In my opinion, you don't do yourself a service trying to predict where you stand when you are 6 weeks out. You will learn new things, refresh things and even forget some things over the course of the next 6 weeks. And the experience and pressure of the real exam can't be duplicated and can affect your score significantly, making anything you take in the comfort of your home a tainted indicator. So, IMHO, you won't have a great handle on how you are doing until you actually take the test. You will generally know if you are scoring "well" in your study resources, or "poorly", but probably not be able to guestimate a realistic target score. Lots of people claim NBME tests are the best predictor you can find, but NBME itself says on their site that these tests are not meant as predictors of the real thing, and to some extent if you have used world or kaplan you will have already seen all of the NBME questions since those banks definitely will have incorporated all of the released former board questions. (The folks on here who claim the NBME was a perfect predictor of how they did are generally balanced out by at least as many who didn't see such predictive value). But I suppose for some, it is better than nothing.

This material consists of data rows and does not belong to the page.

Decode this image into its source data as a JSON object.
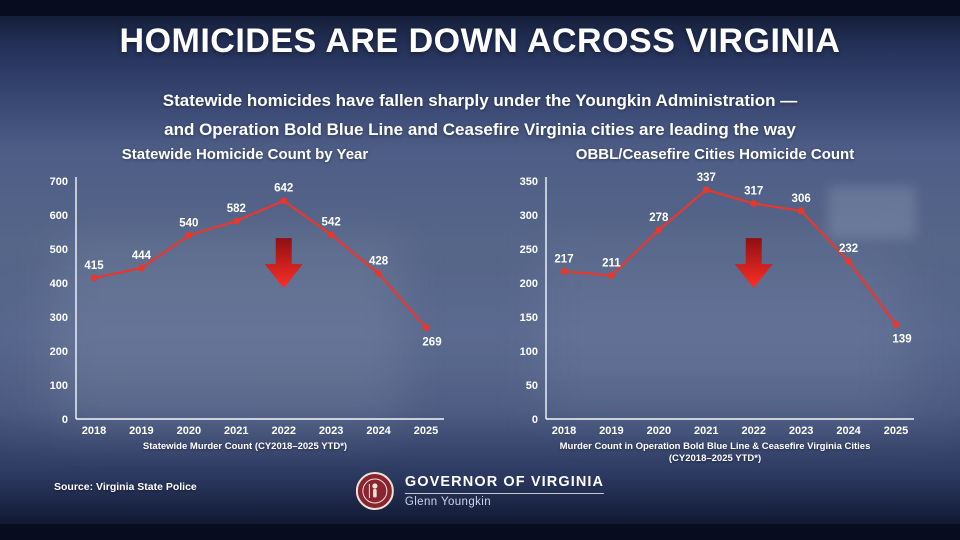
{
  "page": {
    "title": "HOMICIDES ARE DOWN ACROSS VIRGINIA",
    "subtitle_line1": "Statewide homicides have fallen sharply under the Youngkin Administration —",
    "subtitle_line2": "and Operation Bold Blue Line and Ceasefire Virginia cities are leading the way",
    "source": "Source: Virginia State Police"
  },
  "footer": {
    "org": "GOVERNOR OF VIRGINIA",
    "name": "Glenn Youngkin",
    "seal_icon": "virginia-seal"
  },
  "colors": {
    "line": "#e8372c",
    "arrow_dark": "#8f0e13",
    "arrow_bright": "#ff2f27",
    "text": "#ffffff",
    "background_top": "#0b1124",
    "background_mid": "#566689"
  },
  "icons": {
    "trend_arrow": "down-arrow",
    "footer_seal": "virginia-seal"
  },
  "chart_data": [
    {
      "type": "line",
      "title": "Statewide Homicide Count by Year",
      "categories": [
        "2018",
        "2019",
        "2020",
        "2021",
        "2022",
        "2023",
        "2024",
        "2025"
      ],
      "values": [
        415,
        444,
        540,
        582,
        642,
        542,
        428,
        269
      ],
      "ylim": [
        0,
        700
      ],
      "ytick_step": 100,
      "grid": false,
      "legend": "none",
      "caption": "Statewide Murder Count (CY2018–2025 YTD*)",
      "caption2": "",
      "arrow_at_index": 4
    },
    {
      "type": "line",
      "title": "OBBL/Ceasefire Cities Homicide Count",
      "categories": [
        "2018",
        "2019",
        "2020",
        "2021",
        "2022",
        "2023",
        "2024",
        "2025"
      ],
      "values": [
        217,
        211,
        278,
        337,
        317,
        306,
        232,
        139
      ],
      "ylim": [
        0,
        350
      ],
      "ytick_step": 50,
      "grid": false,
      "legend": "none",
      "caption": "Murder Count in Operation Bold Blue Line & Ceasefire Virginia Cities",
      "caption2": "(CY2018–2025 YTD*)",
      "arrow_at_index": 4
    }
  ]
}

Certainly if you are two weeks out from the test and scoring, eg <35% on world, NBME etc, you might want to try and push back the test. But beyond that it probably doesn't pay to focus on predictors. Focus on learning. Every question you get wrong in world is an opportunity to read the explanation and learn why. So if you get horrible scores in world the first time through, but in later blocks of questions are thereafter acing the things you got wrong previously, you might actually be better off than if you were scoring decently the first time through. Food for thought/debate.